The contents of the profiles.yml file is specific to each developer's access to Snowflake. Instructions to request access can be found here. If you have been provided your Snowflake profile information, then enter it the profiles.yml. It is recommended to open profiles.yml via VSCode to enter in your profile information rather than from the command line.

For example, a profiles.yml should look similar to

<profile_name>:
outputs:
dev:
account: <account>
authenticator: externalbrowser
database: <database>
role: <role>
schema: <schema>
threads: 1
type: snowflake
user: <cruzid>@ucsc.edu
warehouse: <warehouse>
target: <target>
Configuration KeyDefinition
my_projectThis is defining a profile - this specific name should be the profile that is referenced in our dbt_project.yml
target: devThis is the default environment that will be used during our runs.
outputs:This is a prompt to start defining targets and their configurations. You likely won't need more than dev, but this and any other targets you define can be used to accomplish certain functionalities throughout dbt.
dev:This is defining a target named dev.
type: [warehouse_name]This is the type of target connection we are using, based on our warehouse.
threads: 8This is the amount of concurrent models that can run against our warehouse, for this user, at one time when conducting a dbt run
account: [abc12345.us-west-1]Change this out to the warehouse's account.
user: [your_username]Change this to use your own username that you use to log in to the warehouse
password: [your_password]Change this to use your own password for the warehouse
role: transformerThis is the role that has the correct permissions for working in this project.
database: analyticsThis is the database name where our models will build
schema: dbt_[your_name]Change this to a custom name. Follow the convention dbt_[first initial][last_name]. This is the schema that models will build into / test from when conducting runs locally.

Learn more about Snowflake specific profiles.yml here.

4. dbt build project

At this point you should be able to build the dbt project.

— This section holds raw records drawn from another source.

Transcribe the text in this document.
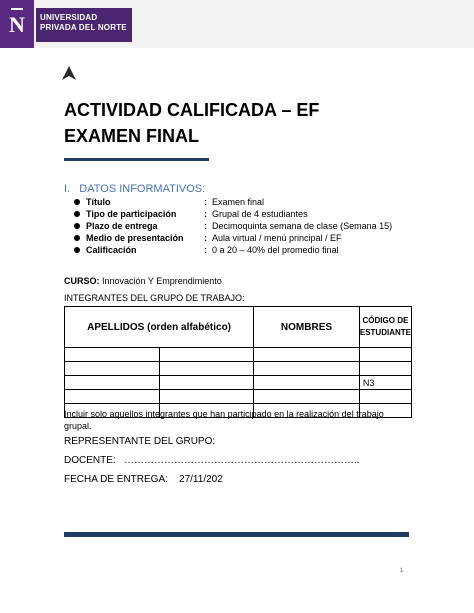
N UNIVERSIDAD
PRIVADA DEL NORTE
ACTIVIDAD CALIFICADA – EF
EXAMEN FINAL
I.   DATOS INFORMATIVOS:
Título	: Examen final
Tipo de participación	: Grupal de 4 estudiantes
Plazo de entrega	: Decimoquinta semana de clase (Semana 15)
Medio de presentación : Aula virtual / menú principal / EF
Calificación	: 0 a 20 – 40% del promedio final
CURSO: Innovación Y Emprendimiento
INTEGRANTES DEL GRUPO DE TRABAJO:
APELLIDOS (orden alfabético)		NOMBRES	CÓDIGO DE ESTUDIANTE

			N3

Incluir solo aquellos integrantes que han participado en la realización del trabajo grupal.
REPRESENTANTE DEL GRUPO:
DOCENTE: ……………………………………………………………..
FECHA DE ENTREGA: 27/11/202
1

In VSCode, open the project directory. From the terminal command line, activate the project's virtual environment. Enter the following in the command line. Note: since dbt is connecting to Snowflake, the campus VPN must be active.

(project_name)
$ dbt build

This will build all the models in the Snowflake database and schema specified in your profiles.yml.

dbt Cloud

dbt Cloud is a dbt managed service that is web based. Learn more about dbt Cloud here.

1. Request access to dbt Cloud

Instructions can be found on the Request Access page.

2. Login to dbt Cloud

Activate the campus VPN and use UC Santa Cruz's dbt Cloud login link.